Braun and Bennett were inseparable through the 2019 season when CORE took on a Nissan DPi campaign that proved to be more costly and troublesome than desired. Bennett would take a year away from IMSA as Braun maintained his winning ways after helping DragonSpeed to win the LMP2 class at the Rolex 24, and with the announcement of the new LMP3 class for 2021, the band at CORE got back together for a new challenge.

“And the great part is while Jon decided to step away from racing last year, nothing really changed on a personal level; we and our wives, we went to dinner just as much as we used to and have remained super good friends, so teaming up to race together again was like no time passed by,” Braun said.

“I was excited for him, because I knew how much of a passion and how much he loves to go racing. You want to see your friends do what they love to do and enjoy it. For me, Sebring was just like the old days, like the old times. And then getting George a win at the IMSA level and his biggest professional racing win, that was super special for me to be part of that with George. I couldn’t be happier working for two fantastic people that are good friends of mine, and to be able to win races for those guys is pretty darn cool.”

Each member of CORE’s triumvirate played his part perfectly en route to victory at Sebring. Michael Levitt/Motorsport Images

Braun was especially delighted by how CORE went about winning the 12 Hours of Sebring. Not only is using the pro driver for the maximum amount of time allowed in a pro-am line-up a common practice in endurance racing, it’s expected. With the rules calling for Bennett and Kurtz to complete no less than three hours in the No. 54 Ligier, tipping the balance in Braun’s favor to deliver pro-grade laps for the other half of the race would have been the easy call.

By the end of the race, the driving time between the trio revealed little effort was made to hide the non-pros in pursuit of victory as Bennett clocked three hours and 35 minutes, Kurtz was in for three hours and 52 minutes, and Braun completed four hours and 25 minutes.

“We had our plan set out, and it gets hard with the stint lengths in LMP3 and the minimum drive times,” Braun said. “With the pace of Jon and George, we weren’t in any massive rush to cut the thing down to exactly three hours. They both had good pace and they were doing really nice jobs. We just broke the race out that way where it wasn’t so far from being split three ways.
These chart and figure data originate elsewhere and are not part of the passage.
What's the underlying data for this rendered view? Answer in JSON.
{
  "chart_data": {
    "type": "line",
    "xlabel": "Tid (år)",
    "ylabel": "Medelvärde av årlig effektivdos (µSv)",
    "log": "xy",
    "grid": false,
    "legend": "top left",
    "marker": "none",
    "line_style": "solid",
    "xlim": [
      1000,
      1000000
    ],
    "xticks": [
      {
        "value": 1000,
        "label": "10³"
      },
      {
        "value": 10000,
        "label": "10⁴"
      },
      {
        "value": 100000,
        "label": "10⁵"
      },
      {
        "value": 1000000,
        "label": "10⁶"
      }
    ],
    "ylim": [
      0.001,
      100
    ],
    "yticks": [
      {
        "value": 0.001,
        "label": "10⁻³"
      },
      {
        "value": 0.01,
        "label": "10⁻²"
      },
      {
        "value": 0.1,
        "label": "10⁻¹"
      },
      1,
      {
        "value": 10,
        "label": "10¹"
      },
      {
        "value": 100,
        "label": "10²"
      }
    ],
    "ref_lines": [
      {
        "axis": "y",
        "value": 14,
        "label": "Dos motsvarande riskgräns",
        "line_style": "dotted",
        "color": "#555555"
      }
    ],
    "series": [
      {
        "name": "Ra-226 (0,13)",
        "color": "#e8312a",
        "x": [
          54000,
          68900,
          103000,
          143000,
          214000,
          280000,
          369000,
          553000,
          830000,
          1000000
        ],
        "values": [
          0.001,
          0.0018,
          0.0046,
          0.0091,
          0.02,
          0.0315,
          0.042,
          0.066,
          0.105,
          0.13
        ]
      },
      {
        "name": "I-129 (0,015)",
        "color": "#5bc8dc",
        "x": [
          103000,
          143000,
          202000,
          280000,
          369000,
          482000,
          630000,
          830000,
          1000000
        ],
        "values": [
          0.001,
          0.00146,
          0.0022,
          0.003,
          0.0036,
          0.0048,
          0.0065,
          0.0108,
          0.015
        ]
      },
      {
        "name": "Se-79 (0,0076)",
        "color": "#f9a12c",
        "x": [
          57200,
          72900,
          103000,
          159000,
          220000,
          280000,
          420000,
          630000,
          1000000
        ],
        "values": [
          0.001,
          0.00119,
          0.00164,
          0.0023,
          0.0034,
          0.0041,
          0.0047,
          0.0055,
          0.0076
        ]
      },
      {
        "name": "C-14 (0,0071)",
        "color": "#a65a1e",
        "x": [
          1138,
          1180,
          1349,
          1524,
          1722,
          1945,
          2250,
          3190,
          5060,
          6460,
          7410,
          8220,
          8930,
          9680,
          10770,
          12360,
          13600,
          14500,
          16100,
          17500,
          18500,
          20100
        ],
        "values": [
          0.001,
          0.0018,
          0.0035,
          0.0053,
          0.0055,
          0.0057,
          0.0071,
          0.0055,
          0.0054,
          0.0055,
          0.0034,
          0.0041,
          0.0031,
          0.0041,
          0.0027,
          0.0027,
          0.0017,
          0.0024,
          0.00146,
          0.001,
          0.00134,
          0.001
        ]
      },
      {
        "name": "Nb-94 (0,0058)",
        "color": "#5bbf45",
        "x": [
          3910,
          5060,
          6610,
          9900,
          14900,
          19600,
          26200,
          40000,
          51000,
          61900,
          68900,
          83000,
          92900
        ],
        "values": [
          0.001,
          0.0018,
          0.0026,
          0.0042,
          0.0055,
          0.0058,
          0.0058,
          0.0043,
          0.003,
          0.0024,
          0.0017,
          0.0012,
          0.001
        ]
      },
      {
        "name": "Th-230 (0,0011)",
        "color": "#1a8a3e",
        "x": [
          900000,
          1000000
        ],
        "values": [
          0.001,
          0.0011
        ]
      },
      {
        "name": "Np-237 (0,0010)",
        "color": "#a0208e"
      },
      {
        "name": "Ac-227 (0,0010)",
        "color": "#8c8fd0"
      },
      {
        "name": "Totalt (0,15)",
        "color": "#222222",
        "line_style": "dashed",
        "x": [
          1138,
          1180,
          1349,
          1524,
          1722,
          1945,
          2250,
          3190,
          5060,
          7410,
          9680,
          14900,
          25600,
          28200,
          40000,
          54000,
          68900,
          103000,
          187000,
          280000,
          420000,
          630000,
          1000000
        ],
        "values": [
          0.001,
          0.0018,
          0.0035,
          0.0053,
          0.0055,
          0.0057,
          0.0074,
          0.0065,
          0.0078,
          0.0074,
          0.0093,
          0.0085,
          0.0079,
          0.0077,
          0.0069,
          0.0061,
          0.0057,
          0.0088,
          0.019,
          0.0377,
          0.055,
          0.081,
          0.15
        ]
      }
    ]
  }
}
“We wanted to have me in for the last three stints, just because we knew that was when it was going to really get serious with the pros going into the other cars. But beyond that, those guys were doing such a good job that we had no reason to cut down on their time. Some teams got their guys out right when they crossed that three-hour mark. But with Jon and George doing as good as they were, we won this as three drivers together. And that’s where a lot of satisfaction comes from.”